To the Editor: Korkmaz et al. report high performance for macrofungi identification using convolutional networks with Grad-CAM and Score-CAM visualizations, trained on a 2800-image compilation from natural photographs and GBIF, split 60/20/20 into training, validation, and testing [1]. The topic is timely; nevertheless, some choices can overstate accuracy and make transfer to real-world surveys less certain.
First, independence between training and testing depends on how images relate to specimens, photographers, and sites. When multiple shots of the same individual or collection event are randomly dispersed across the split, near-duplicates and shared backgrounds may leak scene-level cues into evaluation. Grouping by specimen, collector, location, or photographer and then withholding groups—rather than individual images—would better reflect deployment, in line with cross-validation strategies for spatial or hierarchical data [2].
Second, preprocessing, augmentation, and any feature selection should be restricted to the training folds and then applied unchanged to held-out data. Using the full dataset to set parameters, or optimizing on the validation set without nesting, allows target-related structure to seep into assessment, inflating discrimination. A fully nested workflow (split, fit transforms and tuning only on training, freeze, then evaluate) limits selection bias and yields estimates closer to field performance [2].
Third, very high accuracy can arise from shortcuts: models may latch onto background texture, color casts, or photographic conventions instead of morphology, especially with mixed sources. Saliency maps help, but qualitative overlays alone are not decisive; sanity checks and quantitative focus tests can verify that explanations change with the model and that highlighted regions matter for the prediction [3,4]. In addition, calibrated probabilities with reliability assessment—rather than raw scores—let teams choose thresholds appropriate for biodiversity monitoring and curation workflows [5].
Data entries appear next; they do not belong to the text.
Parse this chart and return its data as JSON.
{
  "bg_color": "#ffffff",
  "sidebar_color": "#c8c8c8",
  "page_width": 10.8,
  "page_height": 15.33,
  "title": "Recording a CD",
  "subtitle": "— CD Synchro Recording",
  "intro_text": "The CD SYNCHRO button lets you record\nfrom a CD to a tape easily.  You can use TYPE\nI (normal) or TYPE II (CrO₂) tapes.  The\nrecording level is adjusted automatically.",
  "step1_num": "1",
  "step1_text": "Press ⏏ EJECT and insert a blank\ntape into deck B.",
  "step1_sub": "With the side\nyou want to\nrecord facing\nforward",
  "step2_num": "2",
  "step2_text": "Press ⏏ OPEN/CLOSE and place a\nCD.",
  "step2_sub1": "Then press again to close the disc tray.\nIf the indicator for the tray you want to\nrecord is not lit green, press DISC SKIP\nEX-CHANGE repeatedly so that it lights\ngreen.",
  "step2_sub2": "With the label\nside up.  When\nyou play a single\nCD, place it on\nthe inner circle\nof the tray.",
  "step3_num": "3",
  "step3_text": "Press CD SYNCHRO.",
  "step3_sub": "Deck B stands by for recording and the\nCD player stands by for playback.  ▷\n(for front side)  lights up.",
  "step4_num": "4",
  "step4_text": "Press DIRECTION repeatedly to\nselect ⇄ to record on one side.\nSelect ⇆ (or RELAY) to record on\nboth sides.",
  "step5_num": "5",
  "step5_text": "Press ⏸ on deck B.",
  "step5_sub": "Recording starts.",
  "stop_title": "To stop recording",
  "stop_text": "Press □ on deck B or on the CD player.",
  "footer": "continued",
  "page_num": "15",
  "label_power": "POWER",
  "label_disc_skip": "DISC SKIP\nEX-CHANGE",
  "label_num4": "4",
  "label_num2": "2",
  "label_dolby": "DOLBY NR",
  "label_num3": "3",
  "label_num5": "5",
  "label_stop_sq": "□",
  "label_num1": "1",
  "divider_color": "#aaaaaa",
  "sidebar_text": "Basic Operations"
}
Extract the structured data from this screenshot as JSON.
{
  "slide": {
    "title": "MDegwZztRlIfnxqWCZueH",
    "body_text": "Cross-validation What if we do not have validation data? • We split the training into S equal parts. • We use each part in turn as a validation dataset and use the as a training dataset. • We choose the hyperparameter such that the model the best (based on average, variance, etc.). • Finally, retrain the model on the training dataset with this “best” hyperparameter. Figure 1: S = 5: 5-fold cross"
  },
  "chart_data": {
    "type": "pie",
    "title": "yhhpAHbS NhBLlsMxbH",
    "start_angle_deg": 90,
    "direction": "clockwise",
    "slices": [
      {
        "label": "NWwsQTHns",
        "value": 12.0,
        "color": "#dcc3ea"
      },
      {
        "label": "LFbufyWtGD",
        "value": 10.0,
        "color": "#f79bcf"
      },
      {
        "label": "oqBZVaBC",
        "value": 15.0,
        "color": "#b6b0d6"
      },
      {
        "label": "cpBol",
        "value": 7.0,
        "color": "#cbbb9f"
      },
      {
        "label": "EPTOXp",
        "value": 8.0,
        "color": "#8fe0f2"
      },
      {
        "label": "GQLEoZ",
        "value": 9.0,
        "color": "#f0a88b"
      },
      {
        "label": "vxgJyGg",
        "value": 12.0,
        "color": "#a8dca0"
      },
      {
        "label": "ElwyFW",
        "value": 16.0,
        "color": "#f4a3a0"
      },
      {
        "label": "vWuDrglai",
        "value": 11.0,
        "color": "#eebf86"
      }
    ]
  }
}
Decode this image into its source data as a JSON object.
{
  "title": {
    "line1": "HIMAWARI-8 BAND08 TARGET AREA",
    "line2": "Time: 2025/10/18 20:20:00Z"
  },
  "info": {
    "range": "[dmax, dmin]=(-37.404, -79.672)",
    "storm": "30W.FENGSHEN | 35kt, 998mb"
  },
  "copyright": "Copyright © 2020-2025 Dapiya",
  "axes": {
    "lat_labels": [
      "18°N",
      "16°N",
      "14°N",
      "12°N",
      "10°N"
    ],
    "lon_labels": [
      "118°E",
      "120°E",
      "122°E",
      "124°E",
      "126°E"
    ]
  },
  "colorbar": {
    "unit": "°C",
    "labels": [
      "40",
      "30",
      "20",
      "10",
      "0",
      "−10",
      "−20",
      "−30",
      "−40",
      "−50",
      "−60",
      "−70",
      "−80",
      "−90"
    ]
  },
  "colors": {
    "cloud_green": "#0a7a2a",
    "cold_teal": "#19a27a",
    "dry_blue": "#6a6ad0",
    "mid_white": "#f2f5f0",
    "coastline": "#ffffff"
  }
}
For taxonomy and conservation work, what endures is performance on new cameras, unseen habitats, and independent collections. Organizing the split at the level of specimens or sources, nesting all preprocessing and tuning, adding external or site-withheld evaluation, and reporting calibration would make the reported figures a dependable guide for practitioners while preserving the useful interpretability provided by XAI.
Conflicts of Interest
The author declares no conflicts of interest.